How to version this for your own company
The prompt is structured so adapting it is a find-and-replace job, not a rewrite. Four sections need to change.
The subject is the obvious one. Replace every reference to “Clay” or “Clay (clay.com)” or “Clay Narrative OS” with your company name and URL. The naming convention I use is [Company] Narrative OS, but you can call it whatever you want.

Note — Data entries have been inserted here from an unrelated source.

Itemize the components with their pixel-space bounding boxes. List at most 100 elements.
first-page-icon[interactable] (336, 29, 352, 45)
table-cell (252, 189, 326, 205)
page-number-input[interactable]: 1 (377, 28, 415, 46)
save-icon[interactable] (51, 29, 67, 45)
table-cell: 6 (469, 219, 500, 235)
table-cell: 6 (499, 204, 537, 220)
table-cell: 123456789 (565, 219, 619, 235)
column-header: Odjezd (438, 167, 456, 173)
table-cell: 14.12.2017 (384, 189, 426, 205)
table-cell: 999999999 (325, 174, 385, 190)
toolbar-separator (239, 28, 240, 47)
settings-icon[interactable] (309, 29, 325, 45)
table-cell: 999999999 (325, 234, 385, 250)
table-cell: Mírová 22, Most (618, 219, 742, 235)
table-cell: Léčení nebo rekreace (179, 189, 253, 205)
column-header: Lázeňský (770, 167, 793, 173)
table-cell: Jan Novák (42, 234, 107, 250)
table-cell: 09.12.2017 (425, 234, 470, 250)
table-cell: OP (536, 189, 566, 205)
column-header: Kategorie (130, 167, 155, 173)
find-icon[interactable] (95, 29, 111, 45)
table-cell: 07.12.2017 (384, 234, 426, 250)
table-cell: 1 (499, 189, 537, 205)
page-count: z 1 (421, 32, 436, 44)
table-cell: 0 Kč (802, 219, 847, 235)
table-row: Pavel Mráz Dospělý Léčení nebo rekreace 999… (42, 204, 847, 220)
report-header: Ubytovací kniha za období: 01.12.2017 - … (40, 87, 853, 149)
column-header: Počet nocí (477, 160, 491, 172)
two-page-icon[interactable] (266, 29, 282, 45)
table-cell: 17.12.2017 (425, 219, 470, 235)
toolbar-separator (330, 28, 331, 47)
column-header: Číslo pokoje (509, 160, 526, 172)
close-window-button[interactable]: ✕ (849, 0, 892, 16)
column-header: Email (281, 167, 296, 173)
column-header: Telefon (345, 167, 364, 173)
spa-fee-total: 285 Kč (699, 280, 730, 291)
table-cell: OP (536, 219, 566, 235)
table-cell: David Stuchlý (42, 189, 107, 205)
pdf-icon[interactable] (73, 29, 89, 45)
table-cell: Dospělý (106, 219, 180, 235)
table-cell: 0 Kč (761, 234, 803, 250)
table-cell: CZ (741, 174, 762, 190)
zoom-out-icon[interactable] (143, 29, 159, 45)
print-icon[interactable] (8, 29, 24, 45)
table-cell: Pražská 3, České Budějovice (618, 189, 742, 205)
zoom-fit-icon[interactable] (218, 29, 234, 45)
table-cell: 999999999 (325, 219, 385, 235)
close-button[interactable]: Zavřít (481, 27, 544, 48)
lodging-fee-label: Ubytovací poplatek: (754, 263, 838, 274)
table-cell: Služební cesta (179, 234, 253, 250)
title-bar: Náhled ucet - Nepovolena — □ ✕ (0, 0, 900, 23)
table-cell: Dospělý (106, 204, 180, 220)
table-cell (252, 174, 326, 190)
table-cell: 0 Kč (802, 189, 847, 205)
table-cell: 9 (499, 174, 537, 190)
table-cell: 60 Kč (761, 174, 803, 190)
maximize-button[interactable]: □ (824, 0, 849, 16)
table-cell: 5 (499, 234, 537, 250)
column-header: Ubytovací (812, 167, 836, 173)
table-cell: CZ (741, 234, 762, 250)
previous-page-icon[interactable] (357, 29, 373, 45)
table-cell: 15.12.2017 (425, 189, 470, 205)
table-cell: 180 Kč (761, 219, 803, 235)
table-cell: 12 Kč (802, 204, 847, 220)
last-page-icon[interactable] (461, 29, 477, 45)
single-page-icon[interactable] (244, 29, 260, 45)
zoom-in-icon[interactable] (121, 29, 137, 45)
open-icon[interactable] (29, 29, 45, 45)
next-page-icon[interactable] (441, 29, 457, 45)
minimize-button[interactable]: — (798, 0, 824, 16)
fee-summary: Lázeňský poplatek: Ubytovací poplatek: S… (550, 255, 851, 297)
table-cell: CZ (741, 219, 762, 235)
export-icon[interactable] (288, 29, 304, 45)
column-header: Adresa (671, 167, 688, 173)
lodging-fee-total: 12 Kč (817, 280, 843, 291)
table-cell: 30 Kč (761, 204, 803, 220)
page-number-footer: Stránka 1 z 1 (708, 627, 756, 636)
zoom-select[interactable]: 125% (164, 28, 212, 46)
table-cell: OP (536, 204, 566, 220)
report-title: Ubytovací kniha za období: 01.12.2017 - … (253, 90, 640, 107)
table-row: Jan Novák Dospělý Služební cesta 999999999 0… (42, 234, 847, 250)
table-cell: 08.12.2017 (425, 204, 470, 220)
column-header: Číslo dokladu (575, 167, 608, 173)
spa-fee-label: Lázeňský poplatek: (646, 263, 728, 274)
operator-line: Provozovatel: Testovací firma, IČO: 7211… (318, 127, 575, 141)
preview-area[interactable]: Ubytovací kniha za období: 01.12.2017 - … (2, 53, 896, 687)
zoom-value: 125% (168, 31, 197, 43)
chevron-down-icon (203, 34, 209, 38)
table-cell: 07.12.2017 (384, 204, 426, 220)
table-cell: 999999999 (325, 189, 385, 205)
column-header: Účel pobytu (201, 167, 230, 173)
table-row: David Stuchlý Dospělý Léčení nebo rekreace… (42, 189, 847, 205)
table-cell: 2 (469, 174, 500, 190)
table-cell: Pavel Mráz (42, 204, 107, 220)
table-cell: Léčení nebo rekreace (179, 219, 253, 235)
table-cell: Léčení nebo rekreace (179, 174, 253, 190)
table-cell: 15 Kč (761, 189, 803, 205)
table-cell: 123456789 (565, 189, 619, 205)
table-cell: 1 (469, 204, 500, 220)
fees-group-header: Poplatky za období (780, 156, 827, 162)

The competitive set is the second swap. The prompt lists eight competitors specific to the GTM data category. Replace them with the seven or eight competitors that actually matter in your category. Keep the list to seven or eight, because fewer makes the positioning map look empty and more makes it unreadable. Order matters too. Put your two or three most important head-to-head competitors first, because those drive the comparison cards on the Competitive Landscape screen.
The data sources are the third swap. The Reddit subreddit list is GTM-tilted right now. If you’re in a different category, replace those with the subreddits where your buyers actually hang out. Same goes for podcasts and newsletters. If you sell to engineers, the relevant properties are The Changelog and Software Engineering Daily, not Lenny’s or 20VC. Pick the seven or eight your buyers actually consume.
The visual identity is the fourth swap. I used electric chartreuse for the Clay OS because I didn’t want it to look like Clay’s brand. If you’re building one of these for your own company instead of as outside analysis, you might want it to feel on-brand. Swap the accent color, the typography stack, or both. Keep the dark canvas though, because it reads as serious and analytical, and it makes the heatmap pop.
Once those four swaps are done, paste it into Lovable as the first message. The first version will be 80% of the way there. You’ll iterate from there with two or three follow-up prompts, mostly to fix things you only notice after the data actually scrapes.